Zeugentüchtigkeit) der Geschädigten am Platz seien. Die Vorinstanz sehe sich deshalb veranlasst, den Aussagen der Geschädigten als einziger Belastungszeugin mit noch grösserer Zurückhaltung zu begegnen, als dies bereits die erste Instanz getan habe. Die Glaubwürdigkeit im Hinblick auf die konkreten Aussagen sei gemäss dem Gutachten durch das Gericht oder durch eine ausgewiesene Fachperson zu beurteilen. Grundsätzlich gehöre die Beurteilung der Aussagen zu den Aufgaben des Richters. Im vorliegenden Fall, in dem es nicht um die Aussagen eines Kindes oder einer psychisch abnormen, altersdementen oder vorübergehend gestörten Person gehe, könne auf den Beizug einer Fachperson verzichtet werden.
Die Beschwerdeführerin macht geltend, mit dieser kurzen Stellungnahme habe die Vorinstanz "das Erfordernis einer freien Beweiswürdigung nicht erfüllt".

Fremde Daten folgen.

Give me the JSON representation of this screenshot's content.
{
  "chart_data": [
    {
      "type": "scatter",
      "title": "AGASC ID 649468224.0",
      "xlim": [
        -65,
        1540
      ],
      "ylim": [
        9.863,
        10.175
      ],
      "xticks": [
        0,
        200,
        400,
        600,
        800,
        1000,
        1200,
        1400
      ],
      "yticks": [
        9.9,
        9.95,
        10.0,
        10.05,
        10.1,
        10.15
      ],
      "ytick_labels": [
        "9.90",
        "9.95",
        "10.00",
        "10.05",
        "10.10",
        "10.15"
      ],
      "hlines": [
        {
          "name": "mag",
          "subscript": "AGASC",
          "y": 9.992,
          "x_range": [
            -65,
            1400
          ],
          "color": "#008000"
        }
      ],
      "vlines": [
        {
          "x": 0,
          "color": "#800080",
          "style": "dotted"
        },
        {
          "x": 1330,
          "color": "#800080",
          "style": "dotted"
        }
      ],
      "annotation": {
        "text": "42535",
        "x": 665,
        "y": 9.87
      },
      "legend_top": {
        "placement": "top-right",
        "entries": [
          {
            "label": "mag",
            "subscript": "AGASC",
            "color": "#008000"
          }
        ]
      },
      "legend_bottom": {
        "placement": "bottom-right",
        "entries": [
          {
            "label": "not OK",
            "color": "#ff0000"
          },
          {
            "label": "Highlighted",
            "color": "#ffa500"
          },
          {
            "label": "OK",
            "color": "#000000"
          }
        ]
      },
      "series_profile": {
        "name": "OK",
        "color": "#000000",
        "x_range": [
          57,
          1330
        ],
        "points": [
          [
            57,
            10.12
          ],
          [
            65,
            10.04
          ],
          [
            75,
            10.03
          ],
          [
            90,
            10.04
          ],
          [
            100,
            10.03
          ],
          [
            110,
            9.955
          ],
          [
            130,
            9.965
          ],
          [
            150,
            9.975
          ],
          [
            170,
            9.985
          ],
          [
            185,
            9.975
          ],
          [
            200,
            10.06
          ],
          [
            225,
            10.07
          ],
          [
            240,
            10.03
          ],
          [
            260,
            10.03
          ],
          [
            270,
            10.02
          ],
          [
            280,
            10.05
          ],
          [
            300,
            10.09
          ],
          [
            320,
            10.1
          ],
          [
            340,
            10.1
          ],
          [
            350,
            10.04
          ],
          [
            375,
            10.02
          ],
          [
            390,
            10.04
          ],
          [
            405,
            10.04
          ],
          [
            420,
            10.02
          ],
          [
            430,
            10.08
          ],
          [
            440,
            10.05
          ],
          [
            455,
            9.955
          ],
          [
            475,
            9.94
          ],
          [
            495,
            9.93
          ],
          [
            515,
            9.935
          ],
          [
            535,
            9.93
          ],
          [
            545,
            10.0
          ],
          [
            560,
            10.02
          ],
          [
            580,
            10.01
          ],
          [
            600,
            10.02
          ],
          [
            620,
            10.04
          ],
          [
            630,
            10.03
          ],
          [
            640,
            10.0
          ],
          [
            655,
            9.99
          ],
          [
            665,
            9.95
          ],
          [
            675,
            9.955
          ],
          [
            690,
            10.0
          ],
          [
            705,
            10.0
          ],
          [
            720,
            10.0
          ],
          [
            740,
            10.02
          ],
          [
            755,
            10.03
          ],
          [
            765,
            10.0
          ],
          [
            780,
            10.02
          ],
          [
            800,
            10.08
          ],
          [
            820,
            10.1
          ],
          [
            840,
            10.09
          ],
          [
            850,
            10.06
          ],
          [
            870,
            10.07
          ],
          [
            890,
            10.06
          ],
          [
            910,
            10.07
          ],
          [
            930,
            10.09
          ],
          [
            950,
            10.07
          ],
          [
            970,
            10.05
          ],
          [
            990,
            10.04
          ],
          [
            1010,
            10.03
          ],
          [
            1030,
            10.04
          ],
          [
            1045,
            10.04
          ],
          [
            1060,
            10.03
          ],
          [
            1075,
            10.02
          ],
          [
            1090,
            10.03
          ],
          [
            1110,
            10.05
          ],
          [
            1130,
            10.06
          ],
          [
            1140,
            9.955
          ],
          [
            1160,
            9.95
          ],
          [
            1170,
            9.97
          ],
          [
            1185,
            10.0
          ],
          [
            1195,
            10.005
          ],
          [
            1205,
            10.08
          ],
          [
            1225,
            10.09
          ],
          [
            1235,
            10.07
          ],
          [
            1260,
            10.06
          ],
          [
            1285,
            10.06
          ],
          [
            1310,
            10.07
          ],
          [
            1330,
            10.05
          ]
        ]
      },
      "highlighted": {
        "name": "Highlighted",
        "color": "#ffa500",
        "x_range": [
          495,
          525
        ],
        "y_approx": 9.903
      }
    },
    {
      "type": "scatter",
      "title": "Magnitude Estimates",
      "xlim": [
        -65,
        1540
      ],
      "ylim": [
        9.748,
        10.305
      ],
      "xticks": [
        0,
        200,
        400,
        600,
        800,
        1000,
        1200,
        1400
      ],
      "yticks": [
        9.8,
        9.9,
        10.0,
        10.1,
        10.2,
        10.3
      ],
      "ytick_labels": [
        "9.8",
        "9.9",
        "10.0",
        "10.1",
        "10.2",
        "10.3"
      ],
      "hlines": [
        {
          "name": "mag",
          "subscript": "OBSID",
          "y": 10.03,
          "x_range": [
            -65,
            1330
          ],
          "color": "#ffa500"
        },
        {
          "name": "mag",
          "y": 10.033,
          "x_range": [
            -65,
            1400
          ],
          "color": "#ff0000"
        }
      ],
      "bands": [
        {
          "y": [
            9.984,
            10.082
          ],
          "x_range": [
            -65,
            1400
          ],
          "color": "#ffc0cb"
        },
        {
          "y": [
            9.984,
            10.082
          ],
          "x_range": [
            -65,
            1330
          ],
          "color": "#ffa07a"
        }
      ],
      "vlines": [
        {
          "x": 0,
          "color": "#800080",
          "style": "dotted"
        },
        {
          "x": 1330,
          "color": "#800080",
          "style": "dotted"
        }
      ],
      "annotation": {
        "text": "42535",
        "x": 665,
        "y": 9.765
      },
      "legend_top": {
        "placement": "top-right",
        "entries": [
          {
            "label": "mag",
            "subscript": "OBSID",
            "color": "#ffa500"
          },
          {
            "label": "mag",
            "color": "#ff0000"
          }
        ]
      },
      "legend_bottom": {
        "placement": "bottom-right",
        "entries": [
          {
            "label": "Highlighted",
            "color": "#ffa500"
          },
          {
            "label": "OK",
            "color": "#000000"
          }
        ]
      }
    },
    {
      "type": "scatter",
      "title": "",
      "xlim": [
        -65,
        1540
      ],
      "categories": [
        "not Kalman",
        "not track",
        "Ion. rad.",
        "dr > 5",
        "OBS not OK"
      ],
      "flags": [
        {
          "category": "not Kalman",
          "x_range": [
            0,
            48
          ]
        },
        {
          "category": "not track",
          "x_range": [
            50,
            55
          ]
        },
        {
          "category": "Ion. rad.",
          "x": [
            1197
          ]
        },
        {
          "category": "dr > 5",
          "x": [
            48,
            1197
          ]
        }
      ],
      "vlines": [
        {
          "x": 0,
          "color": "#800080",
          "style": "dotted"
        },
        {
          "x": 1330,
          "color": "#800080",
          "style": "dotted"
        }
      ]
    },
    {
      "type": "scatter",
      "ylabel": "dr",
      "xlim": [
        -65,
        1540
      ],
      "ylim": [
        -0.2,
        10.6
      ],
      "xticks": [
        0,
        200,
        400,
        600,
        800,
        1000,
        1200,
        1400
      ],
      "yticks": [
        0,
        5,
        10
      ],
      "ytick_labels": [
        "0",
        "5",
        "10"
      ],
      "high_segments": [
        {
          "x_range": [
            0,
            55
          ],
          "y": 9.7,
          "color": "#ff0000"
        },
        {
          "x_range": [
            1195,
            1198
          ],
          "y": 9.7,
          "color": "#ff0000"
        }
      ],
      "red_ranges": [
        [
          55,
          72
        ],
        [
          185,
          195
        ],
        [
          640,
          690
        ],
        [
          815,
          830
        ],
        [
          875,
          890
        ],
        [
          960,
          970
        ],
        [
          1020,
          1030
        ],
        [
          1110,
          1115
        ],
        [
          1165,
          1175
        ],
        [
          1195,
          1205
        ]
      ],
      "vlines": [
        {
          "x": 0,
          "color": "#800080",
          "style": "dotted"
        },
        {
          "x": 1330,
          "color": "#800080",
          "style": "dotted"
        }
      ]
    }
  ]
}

Darauf ist nicht einzutreten. Eine Verletzung von Art. 249 BStP hätte vorgelegen, wenn die Vorinstanz gewissen Gutachten in allgemeiner Weise und damit von vornherein die Beweiseignung abgesprochen hätte. Dies hat sie jedoch nicht getan. Indem sie gestützt auf die Fachexpertise über die Persönlichkeit der Geschädigten darauf schloss, dass deren Aussagen "mit Zurückhaltung zu begegnen" sei, und dann auf die Einholung eines eigentlichen Glaubwürdigkeitsgutachtens verzichtete, weil im konkreten Fall keine Anzeichen dafür sprächen, dass dies notwendig sei, würdigte sie die Umstände dieses Einzelfalles frei und gemäss ihrer Überzeugung. Selbst wenn die Schlussfolgerungen der Vorinstanz - wie die Beschwerdeführerin annimmt - willkürlich gewesen sein sollten, verletzten sie den Grundsatz der freien Beweiswürdigung nicht. Die Anklagebehörde kann im Verfahren vor Bundesgericht die Rüge der willkürlichen Beweiswürdigung nicht vorbringen, auch nicht gestützt auf Art. 249 BStP.